La buttò a terra e infilò le unghie sotto le ante, cercando di aprirle.

– Dai! Dai! – gemette, mentre le lacrime traboccavano dagli occhi, appannandole la vista.

– Come si fa a sognare la stessa scuola? – ripeté Sofia, con la stessa identica intonazione di prima.

Gaia si premette le mani sulle orecchie e si accucciò nell’angolo, scivolando con la schiena lungo il muro, senza mai staccare gli occhi dalla festeggiata.

Dal canto suo, Giulia ebbe come un fremito e si slanciò verso la porta chiusa, ma poco prima che afferrasse la maniglia…

TOC-TOC

Qualcuno stava bussando.

La risata di Sofia si era trasformata in un lieve risolino. Giulia sembrava sul punto di voler parlare o fare qualcosa, ma rimase come congelata davanti alla porta.

TOC-TOC-TOC-TOC

La ragazzina fece un passo indietro.

– Giulia, ti prego, non aprire…ti prego! – piagnucolò Gaia, non riuscendo più a trattenere i singhiozzi.
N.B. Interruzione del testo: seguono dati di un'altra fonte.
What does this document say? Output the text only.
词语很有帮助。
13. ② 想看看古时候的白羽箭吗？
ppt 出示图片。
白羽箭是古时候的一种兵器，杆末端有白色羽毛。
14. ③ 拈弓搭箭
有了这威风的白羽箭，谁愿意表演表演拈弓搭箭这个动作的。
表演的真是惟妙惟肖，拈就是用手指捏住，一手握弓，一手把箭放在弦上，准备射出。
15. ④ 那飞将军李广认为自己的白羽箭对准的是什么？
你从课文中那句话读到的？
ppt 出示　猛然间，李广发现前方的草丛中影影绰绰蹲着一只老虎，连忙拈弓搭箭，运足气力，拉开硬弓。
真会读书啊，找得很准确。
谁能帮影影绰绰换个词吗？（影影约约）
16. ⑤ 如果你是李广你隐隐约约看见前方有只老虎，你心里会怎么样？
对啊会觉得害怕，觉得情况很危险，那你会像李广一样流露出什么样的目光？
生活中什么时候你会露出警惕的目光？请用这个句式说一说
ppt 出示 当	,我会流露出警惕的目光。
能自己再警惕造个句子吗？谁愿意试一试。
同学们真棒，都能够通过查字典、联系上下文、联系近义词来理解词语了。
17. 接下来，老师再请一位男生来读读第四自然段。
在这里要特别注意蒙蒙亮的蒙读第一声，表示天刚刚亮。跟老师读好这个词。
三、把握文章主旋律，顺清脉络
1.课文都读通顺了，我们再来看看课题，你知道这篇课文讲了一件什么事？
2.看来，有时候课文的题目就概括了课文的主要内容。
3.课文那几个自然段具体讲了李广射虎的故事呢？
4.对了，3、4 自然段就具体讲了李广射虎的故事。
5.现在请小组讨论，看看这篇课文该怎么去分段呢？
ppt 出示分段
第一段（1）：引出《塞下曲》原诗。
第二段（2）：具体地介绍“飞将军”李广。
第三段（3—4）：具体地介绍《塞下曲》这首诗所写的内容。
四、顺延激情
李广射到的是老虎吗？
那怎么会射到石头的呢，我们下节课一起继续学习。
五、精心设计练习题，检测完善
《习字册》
TIC-BAM-BAM-BAM-TIC-BAM-BAM

Sembrava che qualcuno volesse sfondare la porta, mentre un’altra persona vi stesse semplicemente tamburellando sopra.
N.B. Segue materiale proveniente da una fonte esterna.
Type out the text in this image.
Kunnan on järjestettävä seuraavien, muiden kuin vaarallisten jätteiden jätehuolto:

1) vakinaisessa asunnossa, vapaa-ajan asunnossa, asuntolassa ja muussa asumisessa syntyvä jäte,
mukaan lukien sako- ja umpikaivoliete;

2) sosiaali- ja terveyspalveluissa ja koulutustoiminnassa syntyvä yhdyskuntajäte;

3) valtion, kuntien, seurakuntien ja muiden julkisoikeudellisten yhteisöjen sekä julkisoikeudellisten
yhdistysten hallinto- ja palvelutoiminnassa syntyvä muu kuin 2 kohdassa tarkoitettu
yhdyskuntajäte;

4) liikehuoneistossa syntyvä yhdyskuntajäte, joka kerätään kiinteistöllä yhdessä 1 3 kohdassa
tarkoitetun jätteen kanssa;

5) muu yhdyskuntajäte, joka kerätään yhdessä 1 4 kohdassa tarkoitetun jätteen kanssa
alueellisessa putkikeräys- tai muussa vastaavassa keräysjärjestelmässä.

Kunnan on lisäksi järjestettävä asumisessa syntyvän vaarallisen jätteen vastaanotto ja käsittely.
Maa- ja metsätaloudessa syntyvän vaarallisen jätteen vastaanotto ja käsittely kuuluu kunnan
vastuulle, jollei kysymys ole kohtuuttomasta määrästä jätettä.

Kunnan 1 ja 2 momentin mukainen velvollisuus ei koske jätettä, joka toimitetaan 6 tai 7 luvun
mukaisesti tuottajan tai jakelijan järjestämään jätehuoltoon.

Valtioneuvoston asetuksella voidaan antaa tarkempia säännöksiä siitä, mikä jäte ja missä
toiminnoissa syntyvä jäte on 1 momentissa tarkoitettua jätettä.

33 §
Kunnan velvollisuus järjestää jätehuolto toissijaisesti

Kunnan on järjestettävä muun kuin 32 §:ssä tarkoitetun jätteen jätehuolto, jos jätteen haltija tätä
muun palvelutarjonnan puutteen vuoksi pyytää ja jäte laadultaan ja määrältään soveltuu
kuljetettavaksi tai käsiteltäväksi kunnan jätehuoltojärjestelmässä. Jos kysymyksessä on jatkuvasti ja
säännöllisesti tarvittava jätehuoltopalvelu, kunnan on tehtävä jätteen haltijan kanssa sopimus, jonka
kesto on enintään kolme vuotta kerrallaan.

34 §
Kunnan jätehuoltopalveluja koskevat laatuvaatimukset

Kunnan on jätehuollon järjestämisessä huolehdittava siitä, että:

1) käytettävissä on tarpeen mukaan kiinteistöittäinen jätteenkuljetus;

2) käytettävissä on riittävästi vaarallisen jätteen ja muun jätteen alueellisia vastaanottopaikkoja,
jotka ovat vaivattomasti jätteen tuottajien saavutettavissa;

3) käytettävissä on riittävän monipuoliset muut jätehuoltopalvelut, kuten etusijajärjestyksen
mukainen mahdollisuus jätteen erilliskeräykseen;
– Io non ci credo! Non è possibile, è tutto un sogno! Un incubo! – urlò Giulia con voce isterica.

– Come si fa a sognare la stessa scuola? – ripeté Sofia.

Stavolta, la ragazzina inclinò il capo verso destra, fissando Gaia.

– Per diffondere la maledizione, basta leggerla e ricordarla!
AHAHAHAH! LEGGERLA E RICORDARLA! –

Sofia urlava a squarciagola, saltando sul letto come una bambina felice.

Per Giulia fu troppo: afferrò la maniglia ed aprì di scatto la
porta.

Gaia gridò, nascondendo il viso dietro le ginocchia.

Qualcosa avanzò dal corridoio.

Un suono umido.

PER DIFFONDERE LA MALEDIZIONE, BASTA LEGGERLA E RICORDARLA!